Elektroauto mit Reichweitenverlängerer punktet: cleverer Zwischenschritt oder Sackgasse?

Was bedeutet ein Elektroauto mit verlängerter Reichweite eigentlich?

Immer mehr Autohersteller bringen einen verlockenden Kompromiss auf den Markt — Fahrzeuge, die leises elektrisches Fahren mit der Möglichkeit verbinden, an einer herkömmlichen Tankstelle schnell nachzutanken. Auf den ersten Blick klingt das nach der perfekten Lösung. Doch eine entscheidende Frage bleibt: Löst diese Technologie tatsächlich vorhandene Probleme, oder verschiebt sie diese nur elegant in die Zukunft?

Modelle mit der Bezeichnung EREV (Extended Range Electric Vehicle) werden ausschließlich durch elektrische Energie angetrieben. Zwar steckt ein Verbrennungsmotor unter der Haube, doch dieser treibt die Achsen nicht direkt an. Das Funktionsprinzip ist überraschend geradlinig:

  • Die Fahrt beginnt mit einer vollständig geladenen Batterie.
  • Die ersten rund 150 bis 300 Kilometer legt das Fahrzeug rein elektrisch zurück.
  • Sinkt der Ladestand gegen null, startet automatisch der Benzinmotor.
  • Dieser fungiert anschließend als Generator und lädt den Akku während der Fahrt kontinuierlich nach.

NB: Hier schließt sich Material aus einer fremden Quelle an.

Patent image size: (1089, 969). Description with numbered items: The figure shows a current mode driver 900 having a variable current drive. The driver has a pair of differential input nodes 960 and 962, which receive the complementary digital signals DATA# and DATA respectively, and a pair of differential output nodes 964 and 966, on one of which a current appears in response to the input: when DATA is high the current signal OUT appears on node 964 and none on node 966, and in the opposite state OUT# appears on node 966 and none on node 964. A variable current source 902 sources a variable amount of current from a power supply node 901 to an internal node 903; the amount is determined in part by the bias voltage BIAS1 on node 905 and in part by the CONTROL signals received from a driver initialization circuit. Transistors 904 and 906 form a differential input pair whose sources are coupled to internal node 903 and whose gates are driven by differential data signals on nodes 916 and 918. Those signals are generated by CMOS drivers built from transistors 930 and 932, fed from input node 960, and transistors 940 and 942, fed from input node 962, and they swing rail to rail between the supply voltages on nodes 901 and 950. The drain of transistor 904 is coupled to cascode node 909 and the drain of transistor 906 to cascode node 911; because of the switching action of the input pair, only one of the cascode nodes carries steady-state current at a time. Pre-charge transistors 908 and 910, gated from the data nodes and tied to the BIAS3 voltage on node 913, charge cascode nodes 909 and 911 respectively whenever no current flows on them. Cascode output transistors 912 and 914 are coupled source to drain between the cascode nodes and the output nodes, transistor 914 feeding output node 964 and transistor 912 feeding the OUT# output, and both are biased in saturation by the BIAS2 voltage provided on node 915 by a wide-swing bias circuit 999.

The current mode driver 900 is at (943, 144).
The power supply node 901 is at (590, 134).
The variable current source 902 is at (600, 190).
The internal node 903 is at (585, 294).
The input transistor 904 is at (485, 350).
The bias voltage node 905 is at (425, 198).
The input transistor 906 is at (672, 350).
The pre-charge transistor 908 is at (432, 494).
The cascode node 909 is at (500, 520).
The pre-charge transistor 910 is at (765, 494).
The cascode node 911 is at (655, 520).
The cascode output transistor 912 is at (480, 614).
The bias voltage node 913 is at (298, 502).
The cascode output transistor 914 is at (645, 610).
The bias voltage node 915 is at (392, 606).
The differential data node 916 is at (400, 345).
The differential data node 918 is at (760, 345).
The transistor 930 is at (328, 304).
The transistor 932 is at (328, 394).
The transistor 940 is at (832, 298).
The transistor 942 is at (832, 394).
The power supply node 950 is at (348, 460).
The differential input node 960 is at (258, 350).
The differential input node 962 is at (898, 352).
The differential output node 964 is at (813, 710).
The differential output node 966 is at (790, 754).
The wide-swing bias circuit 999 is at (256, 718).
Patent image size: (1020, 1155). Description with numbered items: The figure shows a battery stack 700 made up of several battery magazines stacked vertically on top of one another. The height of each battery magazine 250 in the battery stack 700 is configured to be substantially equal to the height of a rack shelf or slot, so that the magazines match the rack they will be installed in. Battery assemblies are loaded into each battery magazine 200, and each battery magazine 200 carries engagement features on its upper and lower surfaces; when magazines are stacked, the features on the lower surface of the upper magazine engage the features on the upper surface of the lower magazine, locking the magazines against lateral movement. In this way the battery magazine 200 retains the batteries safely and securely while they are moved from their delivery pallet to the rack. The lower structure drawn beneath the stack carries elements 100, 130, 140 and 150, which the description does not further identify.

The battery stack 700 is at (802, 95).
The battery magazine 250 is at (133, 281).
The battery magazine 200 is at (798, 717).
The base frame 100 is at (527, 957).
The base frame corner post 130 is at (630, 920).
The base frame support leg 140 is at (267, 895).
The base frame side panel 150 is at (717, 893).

Bei alltäglichen kürzeren Strecken fährt man ausschließlich mit Strom, ohne dass der Verbrennungsmotor überhaupt zum Einsatz kommt. Auf längeren Reisen übernimmt dieser Motor die Rolle eines mobilen Schnellladegeräts, das mit herkömmlichem Kraftstoff betrieben wird. Fahrzeuge mit verlängerter Reichweite verbinden so die Laufruhe eines Elektromotors mit der Reichweite klassischer Benzin- oder Dieselfahrzeuge.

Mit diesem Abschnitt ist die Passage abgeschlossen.